As a kid, one of the things that fascinated me about an advertising textbook my dad was studying from (he was going to night school) was the company logos rendered on the pages. Their abstract isolation from their usual contexts seemed to confer a sort of significance on them. As a college student myself, I found the same fascination in the logo books we had in our library.

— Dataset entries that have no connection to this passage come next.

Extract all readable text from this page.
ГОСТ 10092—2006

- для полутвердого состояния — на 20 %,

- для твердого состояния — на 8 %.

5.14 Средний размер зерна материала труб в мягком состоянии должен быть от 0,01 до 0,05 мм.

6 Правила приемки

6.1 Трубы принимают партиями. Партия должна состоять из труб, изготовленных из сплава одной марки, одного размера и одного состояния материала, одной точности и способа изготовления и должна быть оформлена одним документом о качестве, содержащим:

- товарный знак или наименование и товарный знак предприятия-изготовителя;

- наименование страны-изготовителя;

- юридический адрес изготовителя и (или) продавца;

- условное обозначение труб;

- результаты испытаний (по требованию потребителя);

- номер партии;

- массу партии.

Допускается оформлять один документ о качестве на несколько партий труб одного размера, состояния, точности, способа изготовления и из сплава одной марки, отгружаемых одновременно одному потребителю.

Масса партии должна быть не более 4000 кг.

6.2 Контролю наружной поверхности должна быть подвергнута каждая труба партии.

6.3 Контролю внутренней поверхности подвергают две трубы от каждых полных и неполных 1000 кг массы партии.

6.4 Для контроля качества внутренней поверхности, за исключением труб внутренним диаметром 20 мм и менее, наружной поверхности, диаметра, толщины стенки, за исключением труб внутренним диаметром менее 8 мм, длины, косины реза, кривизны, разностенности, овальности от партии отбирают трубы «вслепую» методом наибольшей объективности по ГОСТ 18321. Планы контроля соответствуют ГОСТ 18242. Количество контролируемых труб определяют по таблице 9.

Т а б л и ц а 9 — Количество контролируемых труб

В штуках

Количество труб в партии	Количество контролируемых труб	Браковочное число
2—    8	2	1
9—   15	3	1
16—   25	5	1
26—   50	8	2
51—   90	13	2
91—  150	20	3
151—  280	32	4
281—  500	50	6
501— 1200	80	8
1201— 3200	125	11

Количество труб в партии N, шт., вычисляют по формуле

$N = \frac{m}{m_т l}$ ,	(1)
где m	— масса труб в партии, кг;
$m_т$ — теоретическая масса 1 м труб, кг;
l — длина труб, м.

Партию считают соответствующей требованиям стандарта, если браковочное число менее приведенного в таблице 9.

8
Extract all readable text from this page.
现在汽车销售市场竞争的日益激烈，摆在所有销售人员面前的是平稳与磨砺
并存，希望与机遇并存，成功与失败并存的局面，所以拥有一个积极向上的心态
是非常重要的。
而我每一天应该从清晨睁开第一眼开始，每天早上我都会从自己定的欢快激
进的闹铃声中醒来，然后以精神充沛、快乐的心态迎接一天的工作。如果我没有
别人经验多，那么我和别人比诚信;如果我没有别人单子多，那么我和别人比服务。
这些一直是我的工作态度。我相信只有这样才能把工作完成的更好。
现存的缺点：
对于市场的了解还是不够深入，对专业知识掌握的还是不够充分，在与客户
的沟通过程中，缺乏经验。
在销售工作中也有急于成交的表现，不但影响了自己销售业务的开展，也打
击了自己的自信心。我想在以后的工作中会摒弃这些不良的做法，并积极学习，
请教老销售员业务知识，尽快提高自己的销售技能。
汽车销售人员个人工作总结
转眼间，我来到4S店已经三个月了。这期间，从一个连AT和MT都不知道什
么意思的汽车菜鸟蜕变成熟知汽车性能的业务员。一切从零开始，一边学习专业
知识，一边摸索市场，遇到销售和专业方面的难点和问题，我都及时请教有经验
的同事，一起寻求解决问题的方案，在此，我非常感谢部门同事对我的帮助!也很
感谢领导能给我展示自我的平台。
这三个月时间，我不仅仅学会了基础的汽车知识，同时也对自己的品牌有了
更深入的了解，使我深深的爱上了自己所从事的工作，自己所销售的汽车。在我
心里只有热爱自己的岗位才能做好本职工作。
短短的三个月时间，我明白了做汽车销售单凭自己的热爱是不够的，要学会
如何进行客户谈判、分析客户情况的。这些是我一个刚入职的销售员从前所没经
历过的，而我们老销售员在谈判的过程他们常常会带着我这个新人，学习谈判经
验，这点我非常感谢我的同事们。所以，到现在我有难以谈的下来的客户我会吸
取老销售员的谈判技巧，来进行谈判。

No, I can’t give you a sensible explanation for that.
This site, and the books spawned from it (available at most major bookstores), has the same sort of fascination, and looking at these logos gives you a great sense of vocabulary – what can be done (and is being done).
While we’re on the subject, I finally re-found a page I spotted years ago, which warned of the dangers of the then-trendy swoosh logo:
http://lekowicz.com/library/logohell/logohell.html
This was a big craze around 1999-2000. Perhaps they were all copying this beauty (below). I don’t remember exactly when I came up with it, but it was no later than 1997, which was around the time I was the webmaster for the Montgomery Bicycle Club.